Prompt: "prompt: caught in the rain"
Hawke was never using that stupid weather app on her phone again.
That day's forecast had been displayed in graphs, charts, and statistics, which were all very fancy and impressive but didn't help for shit if you didn't know what they meant.
Worst $1.99 she had ever spent.
Needless to say, the sudden torrential downpour that had attacked them as they strolled down a posh-looking street with artisanal everything stores had reduced their date from a Meg Ryan movie to Michael Bay in an instant. The one thing to her advantage was that areas like that were inevitably populated with kitschy gourmet coffee shops, and she pulled them both into the nearest set of doors.
They were already soaked, top-down. Hawke would have been grousing about it more had it not been for the smell of pastries, warm and sweet and fresh, greeting her from every inch of the place. She wasn't particularly one for sweets, but the fumes from the coffee roasters were what she thought heaven would smell like, and the orange-peach walls and upholstered chairs were adorably inviting.

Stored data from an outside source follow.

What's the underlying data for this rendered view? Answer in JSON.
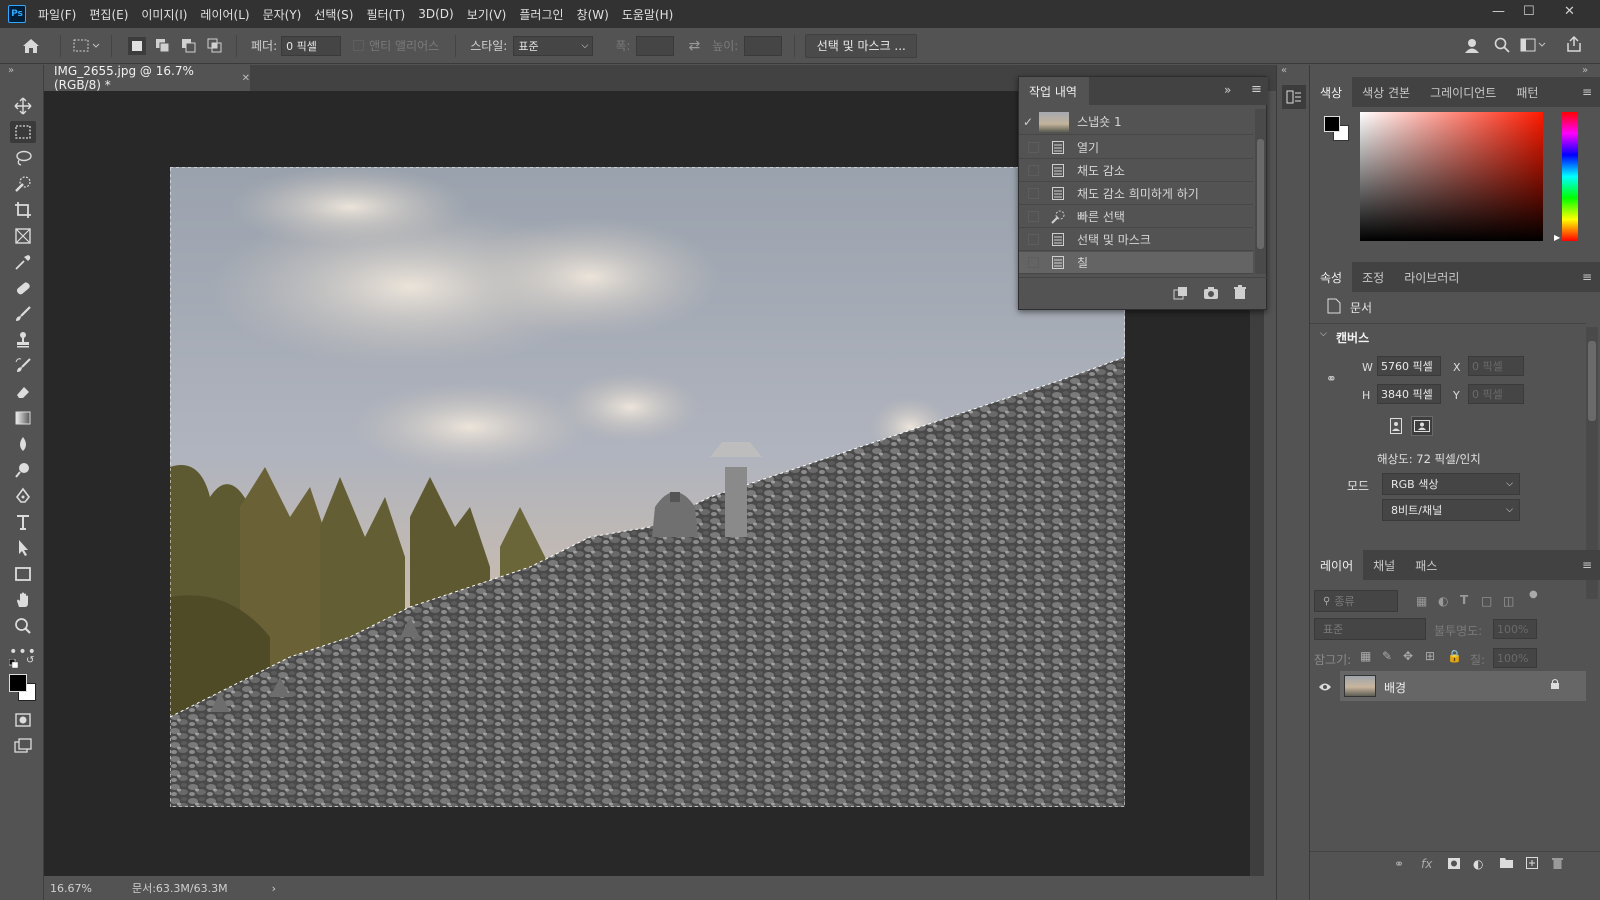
{
  "app": {
    "logo": "Ps"
  },
  "menubar": {
    "items": [
      "파일(F)",
      "편집(E)",
      "이미지(I)",
      "레이어(L)",
      "문자(Y)",
      "선택(S)",
      "필터(T)",
      "3D(D)",
      "보기(V)",
      "플러그인",
      "창(W)",
      "도움말(H)"
    ]
  },
  "options": {
    "feather_label": "페더:",
    "feather_value": "0 픽셀",
    "antialias_label": "앤티 앨리어스",
    "style_label": "스타일:",
    "style_value": "표준",
    "width_label": "폭:",
    "height_label": "높이:",
    "select_mask_button": "선택 및 마스크 ..."
  },
  "document": {
    "tab_title": "IMG_2655.jpg @ 16.7% (RGB/8) *",
    "zoom": "16.67%",
    "doc_size": "문서:63.3M/63.3M"
  },
  "history": {
    "title": "작업 내역",
    "snapshot": "스냅숏 1",
    "items": [
      "열기",
      "채도 감소",
      "채도 감소 희미하게 하기",
      "빠른 선택",
      "선택 및 마스크",
      "칠"
    ]
  },
  "color_panel": {
    "tabs": [
      "색상",
      "색상 견본",
      "그레이디언트",
      "패턴"
    ]
  },
  "properties": {
    "tabs": [
      "속성",
      "조정",
      "라이브러리"
    ],
    "doc_label": "문서",
    "canvas_label": "캔버스",
    "w_label": "W",
    "w_value": "5760 픽셀",
    "h_label": "H",
    "h_value": "3840 픽셀",
    "x_label": "X",
    "x_value": "0 픽셀",
    "y_label": "Y",
    "y_value": "0 픽셀",
    "resolution": "해상도: 72 픽셀/인치",
    "mode_label": "모드",
    "mode_value": "RGB 색상",
    "depth_value": "8비트/채널"
  },
  "layers": {
    "tabs": [
      "레이어",
      "채널",
      "패스"
    ],
    "filter_placeholder": "종류",
    "blend_mode": "표준",
    "opacity_label": "불투명도:",
    "opacity_value": "100%",
    "lock_label": "잠그기:",
    "fill_label": "칠:",
    "fill_value": "100%",
    "layer_name": "배경"
  }
}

Also, why were there always birds painted on everything in these places?
The Arishok had already taken a seat by the window, fanning his dripping suit jacket across the back of his chair.
"Sorry about the rain," she offered as she joined him. "When I asked you out after work, I checked my phone. Not a word about rain."

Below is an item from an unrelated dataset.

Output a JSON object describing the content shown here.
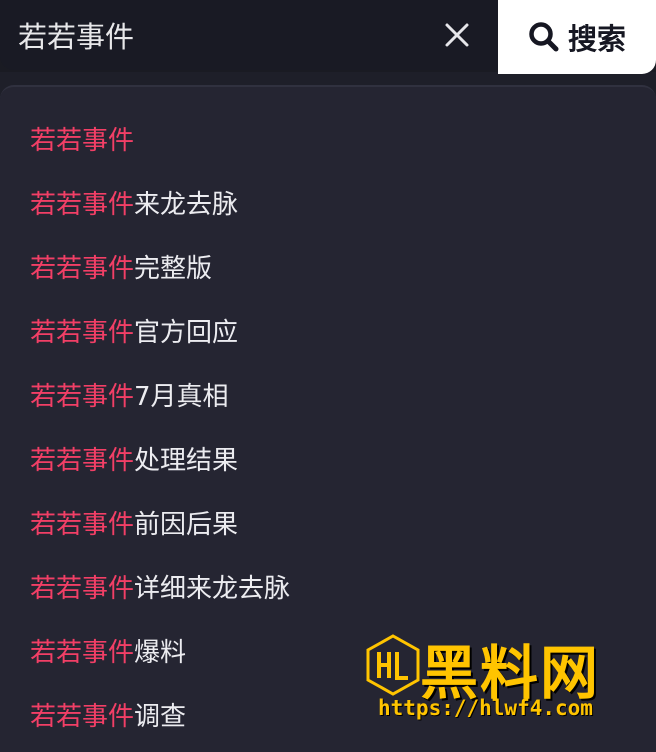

His smartphone buzzed in his pocket. As he checked it, he made a noise in his throat. "There is a flood warning in effect," he informed her, "until further notice."
She groaned, pulling out her own phone and switching it off. "Moscow rule number nine."

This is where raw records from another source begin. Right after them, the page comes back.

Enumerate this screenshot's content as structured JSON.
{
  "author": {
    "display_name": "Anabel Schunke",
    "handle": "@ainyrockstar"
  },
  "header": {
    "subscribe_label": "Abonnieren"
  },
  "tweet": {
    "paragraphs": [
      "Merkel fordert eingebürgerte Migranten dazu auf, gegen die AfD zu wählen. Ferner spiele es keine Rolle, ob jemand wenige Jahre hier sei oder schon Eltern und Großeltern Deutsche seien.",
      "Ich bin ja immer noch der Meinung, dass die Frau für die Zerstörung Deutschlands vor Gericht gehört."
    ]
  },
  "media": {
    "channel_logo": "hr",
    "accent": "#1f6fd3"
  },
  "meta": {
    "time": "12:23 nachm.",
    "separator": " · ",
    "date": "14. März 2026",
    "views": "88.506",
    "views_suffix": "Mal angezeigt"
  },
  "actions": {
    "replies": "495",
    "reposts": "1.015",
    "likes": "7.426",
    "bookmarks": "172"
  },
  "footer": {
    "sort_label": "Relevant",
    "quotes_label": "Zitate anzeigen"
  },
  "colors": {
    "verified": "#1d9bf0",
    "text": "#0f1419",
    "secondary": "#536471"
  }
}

"' Technology will always let you down.' "
She smirked, leaning back in her chair to study him a bit. "Why am I not surprised that you know the Moscow Rules?"
"I could say the same about you." He crossed his legs, folding his hands. "You continue to prove... interesting."
"Is that why you agreed to see me again so soon after I slept with you?" she asked. "I thought at least a few days of radio silence was pretty standard."
"I have no reason to adhere to such arbitrary rules," he said flatly. "You invited; I accepted. I consult nothing more than my own desire to see you."
His last words plucked at something in her chest, and she smiled. "Even though seeing me entails drenching a five thousand dollar suit?"
"It is easily replaced, if necessary." He stood, even more impossibly tall from Hawke's seated perspective. "Tell me your order and I will place it."
She reached for her bag. "A black coffee and something with oatmeal in it, thanks." As she dug out her wallet, however, he was already at the counter.
Hawke wasn't one for that bullshit chivalry, and she told him so when he returned to the table, purchases in hand.
"If I can easily afford to replace a five-thousand-dollar suit," the Arishok reminded her, "coffee is of no consequence."
"Fine," she conceded. "Then you won't mind if I steal some of yours." As she plucked his cup from his hand, she lifted it to her lips. "What'd you get?"
"Tea."
The first sip sent her sputtering. "This isn't tea!"
"Chai is an Indian tea."
"No, I know that, but there's so much sugar and milk and vanilla in this–" She raised an eyebrow. "You're basically drinking hot melted ice cream. And eating..." She cocked her head, staring as he freed a piece of beautifully-decorated perfection from its wax wrapping. "A double-chocolate butterscotch fudge brownie rolled in chocolate chips."
He frowned, the expression making his severe face fearsome as he waited for her to replace his cup. "I was not aware you made a habit of policing food on dates."
"I'm not policing!" She leaned her elbows on the table, hiding her grin behind the rim of her coffee mug. "Having a sweet tooth is so out of character for you. I mean, I assumed..." With a snicker, she bit her lower lip. "It's adorable."
"Assume nothing," he growled, "and banish that word from your vocabulary."
She smirked. "Roger that."
And they stayed in that little hipster coffee shop until well after the rain had passed.